Drug response variability and optimal dosing in immuno-oncology
Ben Ribba
Roche Pharma Research & Early Development, Roche Innovation Center Basel, F. Hoffmann-La Roche, Basel, Switzerland.
Objectives: Present some aspect of the biology and mechanistic PK/PD modelling, including clear applications in the early clinical space driving dose, regimen and possibly combination selection
Overview/Description of presentation: Leveraging, through quantitative methods, the time-course of tumour size and biomarker in oncology has been shown to be a relevant approach to avoid unnecessary toxicity, improve efficiency of active drugs, thus enabling an optimization of resource spending in patient care.

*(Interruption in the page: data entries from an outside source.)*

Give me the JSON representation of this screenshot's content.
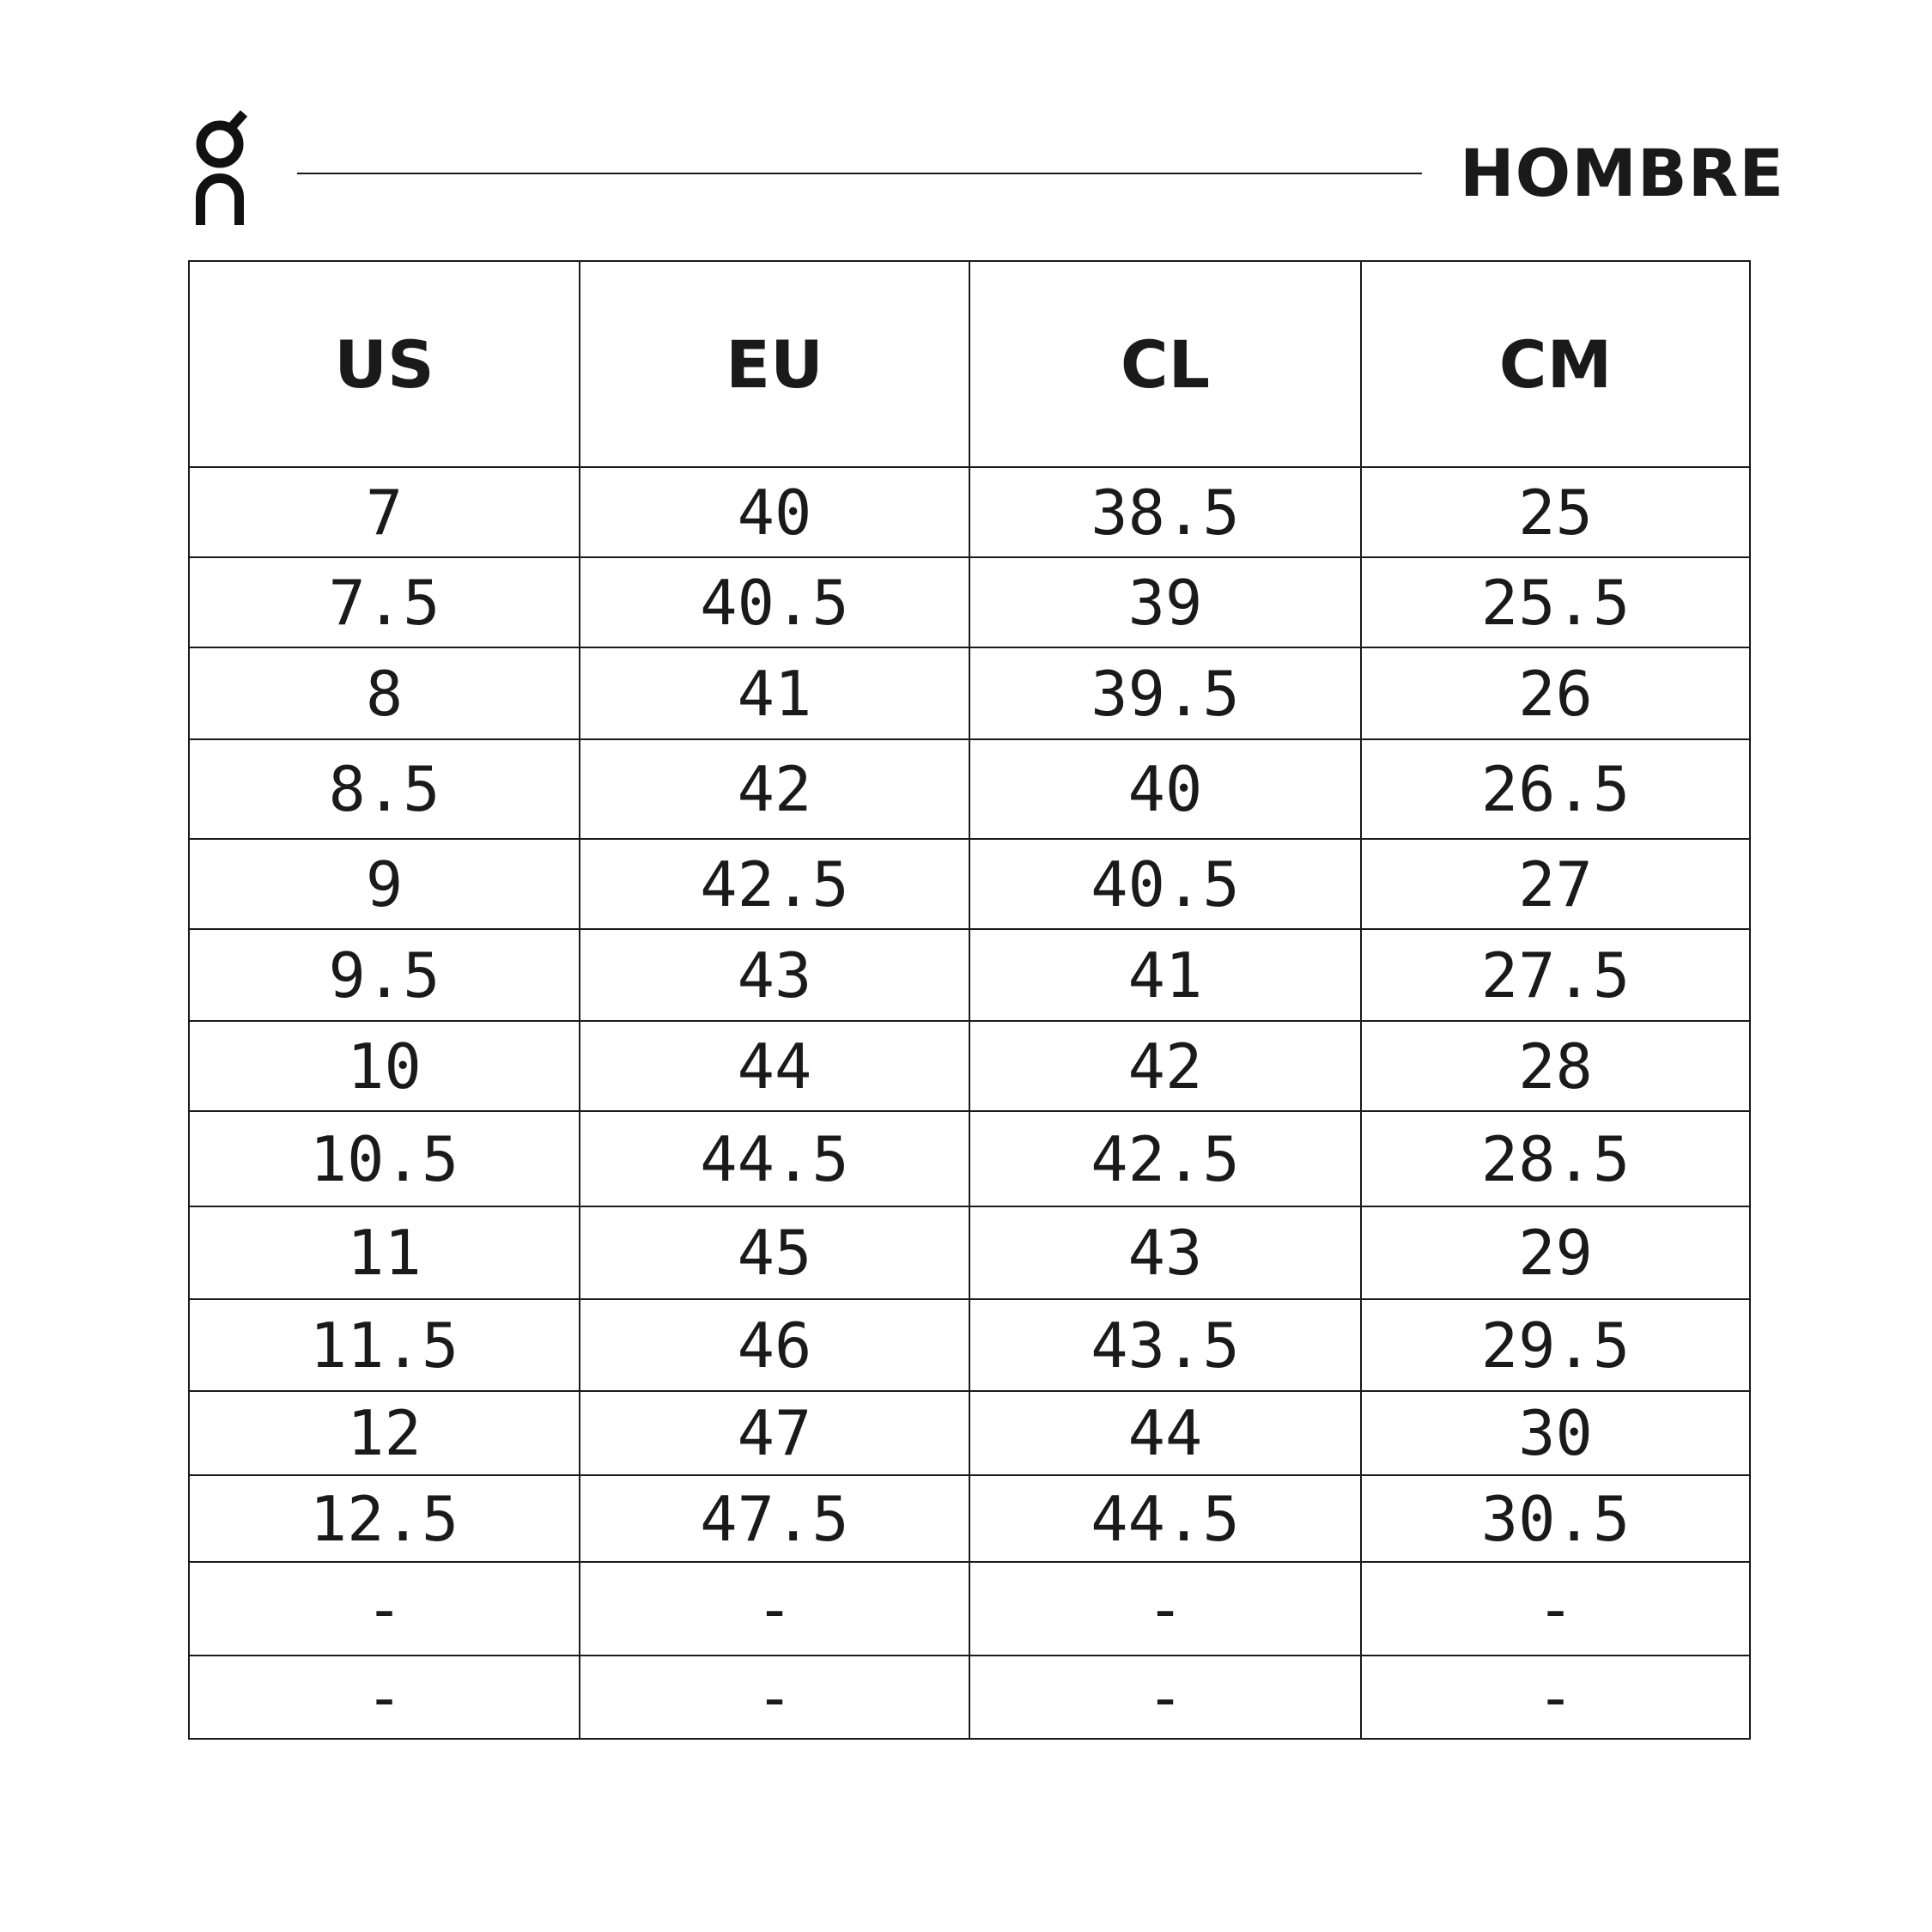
{
  "brand": {
    "logo_text": "On"
  },
  "title": "HOMBRE",
  "table": {
    "headers": [
      "US",
      "EU",
      "CL",
      "CM"
    ],
    "rows": [
      [
        "7",
        "40",
        "38.5",
        "25"
      ],
      [
        "7.5",
        "40.5",
        "39",
        "25.5"
      ],
      [
        "8",
        "41",
        "39.5",
        "26"
      ],
      [
        "8.5",
        "42",
        "40",
        "26.5"
      ],
      [
        "9",
        "42.5",
        "40.5",
        "27"
      ],
      [
        "9.5",
        "43",
        "41",
        "27.5"
      ],
      [
        "10",
        "44",
        "42",
        "28"
      ],
      [
        "10.5",
        "44.5",
        "42.5",
        "28.5"
      ],
      [
        "11",
        "45",
        "43",
        "29"
      ],
      [
        "11.5",
        "46",
        "43.5",
        "29.5"
      ],
      [
        "12",
        "47",
        "44",
        "30"
      ],
      [
        "12.5",
        "47.5",
        "44.5",
        "30.5"
      ],
      [
        "-",
        "-",
        "-",
        "-"
      ],
      [
        "-",
        "-",
        "-",
        "-"
      ]
    ]
  }
}
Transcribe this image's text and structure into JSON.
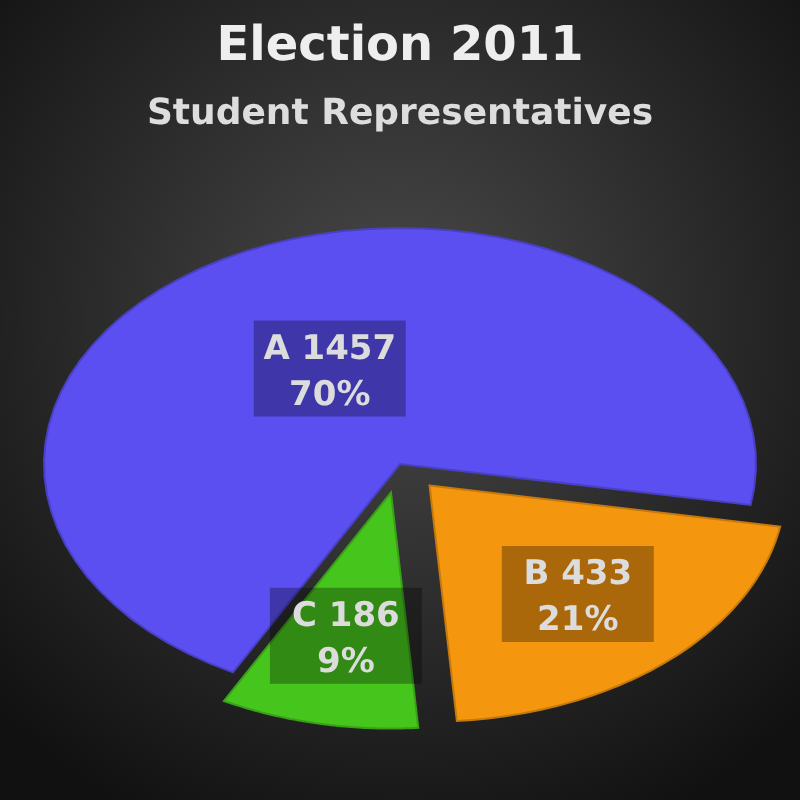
{
  "chart_data": {
    "type": "pie",
    "title": "Election 2011",
    "subtitle": "Student Representatives",
    "categories": [
      "A 1457",
      "B 433",
      "C 186"
    ],
    "values": [
      70,
      21,
      9
    ],
    "value_labels": [
      "70%",
      "21%",
      "9%"
    ],
    "colors": [
      "#5b4ff2",
      "#f5960f",
      "#46c61c"
    ]
  }
}
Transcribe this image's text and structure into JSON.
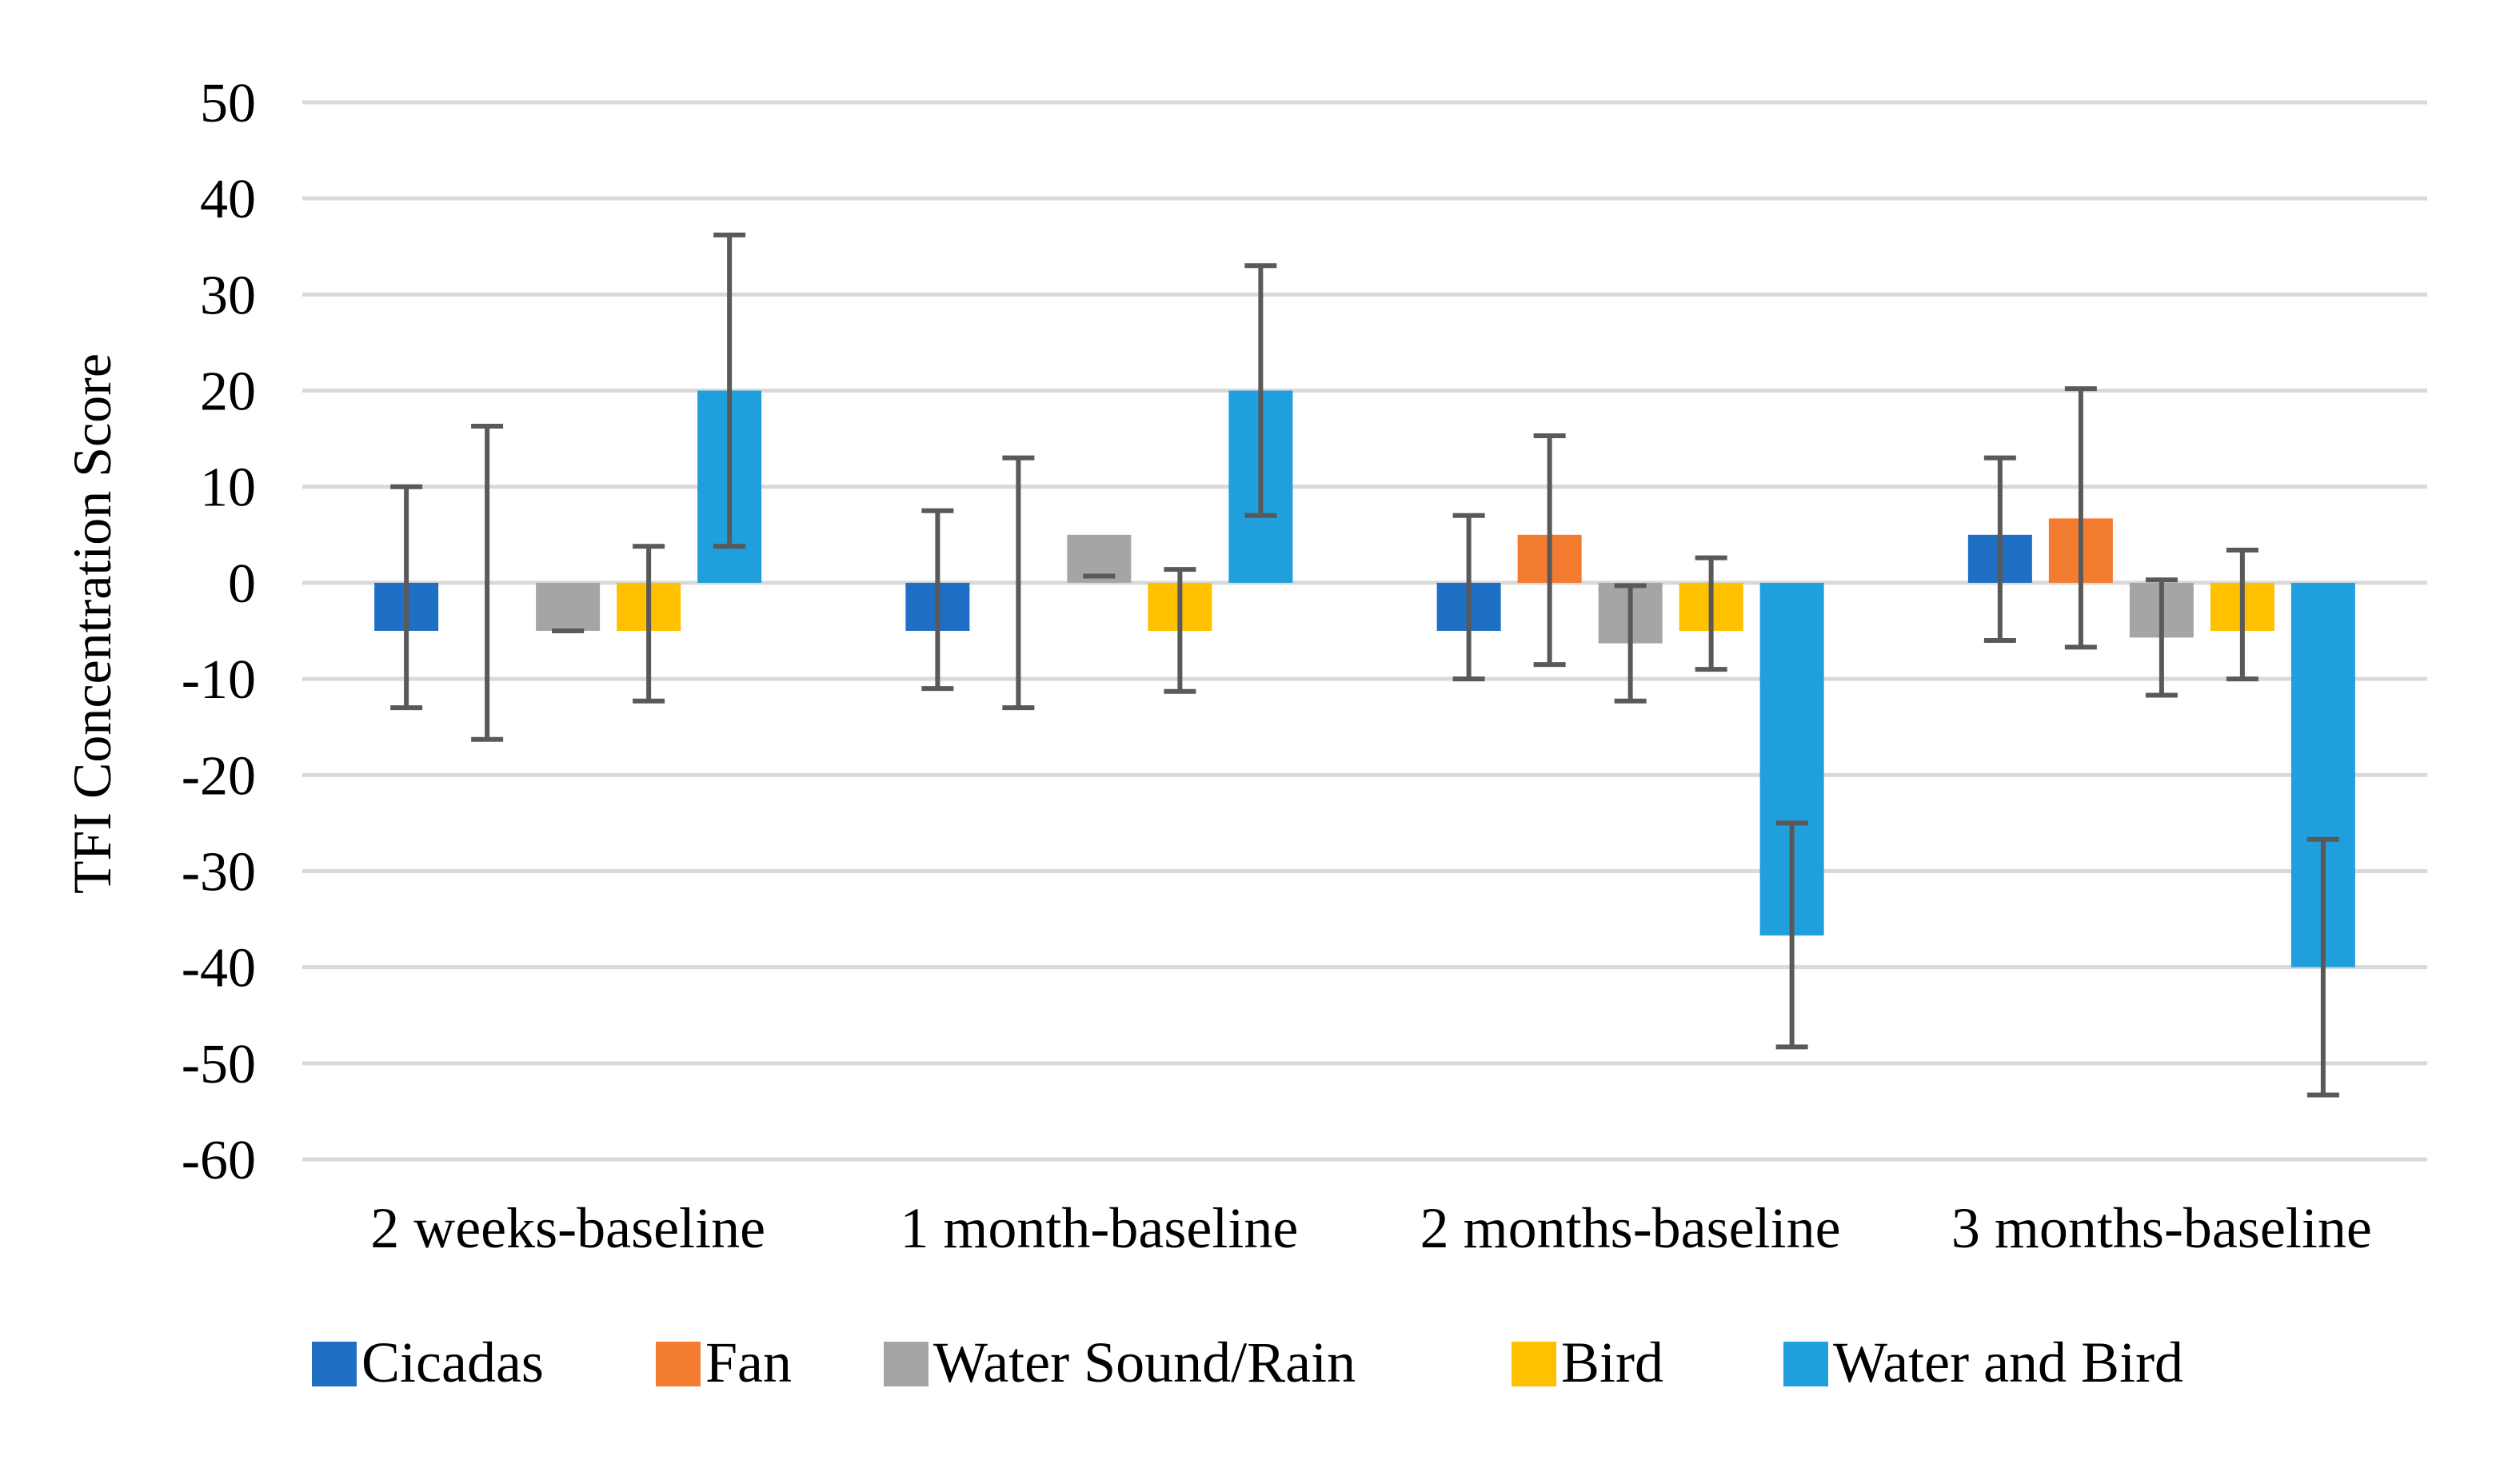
{
  "chart_data": {
    "type": "bar",
    "title": "",
    "xlabel": "",
    "ylabel": "TFI Concentration Score",
    "ylim": [
      -60,
      50
    ],
    "yticks": [
      50,
      40,
      30,
      20,
      10,
      0,
      -10,
      -20,
      -30,
      -40,
      -50,
      -60
    ],
    "grid": true,
    "legend_position": "bottom",
    "categories": [
      "2 weeks-baseline",
      "1 month-baseline",
      "2 months-baseline",
      "3 months-baseline"
    ],
    "series": [
      {
        "name": "Cicadas",
        "color": "#1f6fc5",
        "values": [
          -5,
          -5,
          -5,
          5
        ],
        "err_low": [
          -13,
          -11,
          -10,
          -6
        ],
        "err_high": [
          10,
          7.5,
          7,
          13
        ]
      },
      {
        "name": "Fan",
        "color": "#f47c30",
        "values": [
          0,
          0,
          5,
          6.7
        ],
        "err_low": [
          -16.3,
          -13,
          -8.5,
          -6.7
        ],
        "err_high": [
          16.3,
          13,
          15.3,
          20.2
        ]
      },
      {
        "name": "Water Sound/Rain",
        "color": "#a5a5a5",
        "values": [
          -5,
          5,
          -6.3,
          -5.7
        ],
        "err_low": [
          -5,
          0.7,
          -12.3,
          -11.7
        ],
        "err_high": [
          -5,
          0.7,
          -0.3,
          0.3
        ]
      },
      {
        "name": "Bird",
        "color": "#ffc000",
        "values": [
          -5,
          -5,
          -5,
          -5
        ],
        "err_low": [
          -12.3,
          -11.3,
          -9,
          -10
        ],
        "err_high": [
          3.8,
          1.4,
          2.6,
          3.4
        ]
      },
      {
        "name": "Water and Bird",
        "color": "#1f9fdc",
        "values": [
          20,
          20,
          -36.7,
          -40
        ],
        "err_low": [
          3.8,
          7,
          -48.3,
          -53.3
        ],
        "err_high": [
          36.2,
          33,
          -25,
          -26.7
        ]
      }
    ]
  }
}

Immuno-oncology (IO) is becoming established as one of the main areas of focus for drug development. Early clinical findings indicate that a patient’s response to IO mostly depends on their immune system functions. For instance, expression of programmed-death ligand 1 (PD-L1) in tumour tissue appears to correlate positively to melanoma patients’ clinical response to nivolumab; and the inter-patient variability in immune function is viewed as a major factor to explain the differences in the timing of tumour response to ipilimumab. In addition, results have indicated that the immune factors associated with clinical response to ipilimumab and nivolumab in monotherapy might not translate to combinations. It is thus plausible that “fishing” for markers of efficacy, without being guided by a comprehensive and quantitative view of the immune system, is not the most efficient approach to successful IO drug development.
Developing computational models of the immune system in the context of IO can be viewed as a valuable tool to better explore the role of disease heterogeneity and to improve the identification of responders and the design of clinical trials. From a computational model of the immune system, many different treatment options and schedules can be simulated and the timing of biomarker sampling can be optimized to enhance the values of the experimentation.
Conclusions/Take home message: While leveraging early clinical data through the modelling the immune system represents a technological-demanding shift from the traditional way of analysing early clinical data, it can also represent a valid opportunity; for which each decision maker should pay attention, to assess the potential value to better support the clinical development of IO drugs.